Oh. He wasn’t tall. Aleks was on his stomach on the floor.
Lukyanov had paused and was looking down at him as if he expected Aleks to say something. Admitting that all he’d been able to hear for the last few minutes had been a buzzing noise would be a waste of effort so instead, Aleks forced his mouth into a smile, coughed up a sticky flow of blood over his tongue, onto the leather he’d just touched his lips. “Ya tebya lublu’.”
He made the words as sweet and mocking as he could, given his uncooperative tongue and the pain that even the shallowest of breaths caused him.

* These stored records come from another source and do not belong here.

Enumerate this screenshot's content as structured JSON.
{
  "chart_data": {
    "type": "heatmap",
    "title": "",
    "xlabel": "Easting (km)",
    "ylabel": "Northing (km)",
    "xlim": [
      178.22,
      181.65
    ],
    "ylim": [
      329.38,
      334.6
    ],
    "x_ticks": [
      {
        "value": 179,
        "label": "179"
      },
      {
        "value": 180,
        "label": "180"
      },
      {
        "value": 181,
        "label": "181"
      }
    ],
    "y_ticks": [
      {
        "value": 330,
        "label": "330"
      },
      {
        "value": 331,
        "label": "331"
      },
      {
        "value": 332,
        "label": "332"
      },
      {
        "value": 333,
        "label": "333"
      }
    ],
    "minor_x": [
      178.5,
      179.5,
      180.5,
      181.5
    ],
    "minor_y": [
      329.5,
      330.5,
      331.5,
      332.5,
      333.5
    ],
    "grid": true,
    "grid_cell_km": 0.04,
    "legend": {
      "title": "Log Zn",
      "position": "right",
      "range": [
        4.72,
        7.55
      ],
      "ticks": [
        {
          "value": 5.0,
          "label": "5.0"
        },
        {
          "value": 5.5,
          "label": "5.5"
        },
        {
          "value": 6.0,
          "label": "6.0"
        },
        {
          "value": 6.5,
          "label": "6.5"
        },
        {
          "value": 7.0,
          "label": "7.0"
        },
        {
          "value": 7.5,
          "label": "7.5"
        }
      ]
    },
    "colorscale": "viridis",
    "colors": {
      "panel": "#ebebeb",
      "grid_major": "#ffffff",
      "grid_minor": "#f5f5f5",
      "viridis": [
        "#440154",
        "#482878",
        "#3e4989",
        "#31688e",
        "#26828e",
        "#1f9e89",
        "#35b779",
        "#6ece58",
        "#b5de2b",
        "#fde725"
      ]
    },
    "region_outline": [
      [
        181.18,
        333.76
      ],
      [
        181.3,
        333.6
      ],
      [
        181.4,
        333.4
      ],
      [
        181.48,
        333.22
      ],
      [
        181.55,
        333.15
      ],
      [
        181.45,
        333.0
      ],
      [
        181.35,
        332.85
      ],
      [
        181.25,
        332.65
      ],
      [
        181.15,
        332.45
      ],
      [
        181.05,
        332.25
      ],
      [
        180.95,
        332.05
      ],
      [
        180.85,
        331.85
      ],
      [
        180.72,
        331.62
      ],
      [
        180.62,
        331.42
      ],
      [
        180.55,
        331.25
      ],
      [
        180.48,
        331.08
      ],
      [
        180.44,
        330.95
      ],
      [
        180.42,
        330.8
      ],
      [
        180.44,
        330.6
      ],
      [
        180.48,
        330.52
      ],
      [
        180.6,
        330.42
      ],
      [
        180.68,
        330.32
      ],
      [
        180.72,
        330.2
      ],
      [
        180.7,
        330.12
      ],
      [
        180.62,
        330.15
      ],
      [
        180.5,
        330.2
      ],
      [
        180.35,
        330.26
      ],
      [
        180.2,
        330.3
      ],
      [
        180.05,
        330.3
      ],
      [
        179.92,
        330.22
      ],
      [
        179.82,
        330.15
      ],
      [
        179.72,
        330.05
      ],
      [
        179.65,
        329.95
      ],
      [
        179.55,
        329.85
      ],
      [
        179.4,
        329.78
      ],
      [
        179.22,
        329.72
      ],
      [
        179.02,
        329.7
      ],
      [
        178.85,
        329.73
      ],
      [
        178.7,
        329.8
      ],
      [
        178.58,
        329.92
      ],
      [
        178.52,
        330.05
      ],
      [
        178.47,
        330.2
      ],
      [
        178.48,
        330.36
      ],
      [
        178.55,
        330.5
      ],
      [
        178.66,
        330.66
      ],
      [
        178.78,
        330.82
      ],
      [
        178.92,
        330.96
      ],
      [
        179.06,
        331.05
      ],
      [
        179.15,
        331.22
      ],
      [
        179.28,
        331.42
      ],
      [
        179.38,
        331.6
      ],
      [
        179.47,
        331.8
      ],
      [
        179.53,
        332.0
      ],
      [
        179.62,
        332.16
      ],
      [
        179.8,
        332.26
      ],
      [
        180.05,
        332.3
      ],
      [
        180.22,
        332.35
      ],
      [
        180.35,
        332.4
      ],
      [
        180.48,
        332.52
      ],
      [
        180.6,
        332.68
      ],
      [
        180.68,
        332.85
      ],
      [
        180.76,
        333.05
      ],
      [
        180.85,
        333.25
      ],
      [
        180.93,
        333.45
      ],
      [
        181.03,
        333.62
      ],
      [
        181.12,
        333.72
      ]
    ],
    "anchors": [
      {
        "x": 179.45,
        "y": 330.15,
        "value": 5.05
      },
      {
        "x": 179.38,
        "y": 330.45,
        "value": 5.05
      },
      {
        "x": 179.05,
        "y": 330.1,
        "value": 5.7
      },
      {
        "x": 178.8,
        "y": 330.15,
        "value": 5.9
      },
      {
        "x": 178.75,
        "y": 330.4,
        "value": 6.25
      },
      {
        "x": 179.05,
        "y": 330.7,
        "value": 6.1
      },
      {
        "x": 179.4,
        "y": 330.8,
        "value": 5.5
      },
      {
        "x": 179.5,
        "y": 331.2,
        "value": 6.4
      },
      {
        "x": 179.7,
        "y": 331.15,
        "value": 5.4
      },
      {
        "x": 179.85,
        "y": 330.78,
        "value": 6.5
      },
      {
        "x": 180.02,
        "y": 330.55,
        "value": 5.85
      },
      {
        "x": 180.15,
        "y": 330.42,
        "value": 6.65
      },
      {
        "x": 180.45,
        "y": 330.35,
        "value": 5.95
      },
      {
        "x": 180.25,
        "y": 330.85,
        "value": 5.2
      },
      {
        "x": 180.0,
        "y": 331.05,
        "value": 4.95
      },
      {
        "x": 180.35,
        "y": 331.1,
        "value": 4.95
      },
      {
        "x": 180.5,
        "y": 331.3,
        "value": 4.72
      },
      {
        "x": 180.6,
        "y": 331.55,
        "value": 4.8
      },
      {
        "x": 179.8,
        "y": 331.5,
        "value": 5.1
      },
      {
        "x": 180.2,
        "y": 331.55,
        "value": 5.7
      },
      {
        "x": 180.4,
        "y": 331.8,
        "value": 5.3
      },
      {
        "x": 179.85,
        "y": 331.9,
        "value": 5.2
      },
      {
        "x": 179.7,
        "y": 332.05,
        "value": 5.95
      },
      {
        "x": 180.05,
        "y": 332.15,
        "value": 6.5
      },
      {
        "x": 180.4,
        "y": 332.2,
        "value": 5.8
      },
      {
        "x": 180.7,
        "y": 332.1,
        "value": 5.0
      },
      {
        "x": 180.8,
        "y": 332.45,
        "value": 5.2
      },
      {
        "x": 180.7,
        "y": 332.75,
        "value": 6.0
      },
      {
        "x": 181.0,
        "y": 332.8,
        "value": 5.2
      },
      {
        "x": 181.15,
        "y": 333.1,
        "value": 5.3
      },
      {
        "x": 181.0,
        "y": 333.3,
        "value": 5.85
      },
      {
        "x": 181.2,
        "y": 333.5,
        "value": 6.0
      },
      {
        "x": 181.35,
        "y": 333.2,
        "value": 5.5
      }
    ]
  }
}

His arms weren’t broken but trying to move his spine sent stabbing hot pains through him, so he stayed on his stomach and craned his head back, ignored the dizziness that threatened to send another wave of nausea through him so that he’d choke on his own vomit. “That better, Luky?” Still mocking but the sweetness was gone now, replaced by unadulterated hate. His eyes were dark with it even though the way he peeled his lips away from his cracked teeth resembled a grimace more than a smile.
He spoke in English, as crisp and polished as he could make it with a tongue that did nothing but eat through him with pain. Lukyanov would understand that, Aleks was feverishly convinced, even if to his own ears, the words sounded like a choking man cursing his own death. Half his teeth were numb and his tongue felt fat, grotesquely pressing against the roof of his mouth.
The next kick sent a red slash through his mind, silent agony that drowned out everything, and it was only when the red faded to grey that he realized he’d been trying to scream the whole time, a horrible stifled keening that was animal in its wordlessness. He hadn’t been trying for words; there weren’t any, his mind couldn’t find them.
He’d come to Russia to say goodbye to himself and he’d found Luky and he’d found his heart and if he was going to die here, on this floor, cracked and beaten and bloodied, he would still die complete. Whole.
He wanted to tell Lukyanov that, explain that it didn’t matter what Lukyanov did, that Lukyanov was alive and the guilt, the burden of having responsible for Lukyanov’s death was gone. Lukyanov could try to break Aleks apart if he wanted, drive a thin metal bar into the gaps between his joints and lift them apart, but it was Luky and Aleks, for all that he was in pain and half-delirious with fever, felt more alive than he ever had in Canada.
The long years in the Canadian winter, his life as Dr. Alexander Walker, all of that felt like a dream now, less clear to him than his teenage fantasies of living in a house on the beach in America. His heart had stopped when he left Russia because he’d left his heart with Lukyanov and now Aleks was back and Lukyanov was back but what Lukyanov had given Aleks in return was a broken heart. It beat in stutters and pulsed black blood through him, but it was a heart and it filled the hollowness inside Aleks with hate, anchoring him to this reality.
Lukyanov hurt him and Lukyanov hated him and Aleks hated him right back but for the first time in nearly a decade, Aleks felt alive.
He was born here and he’ll die here but it’s only ever been in Russia (around Luky) that Aleks has ever lived.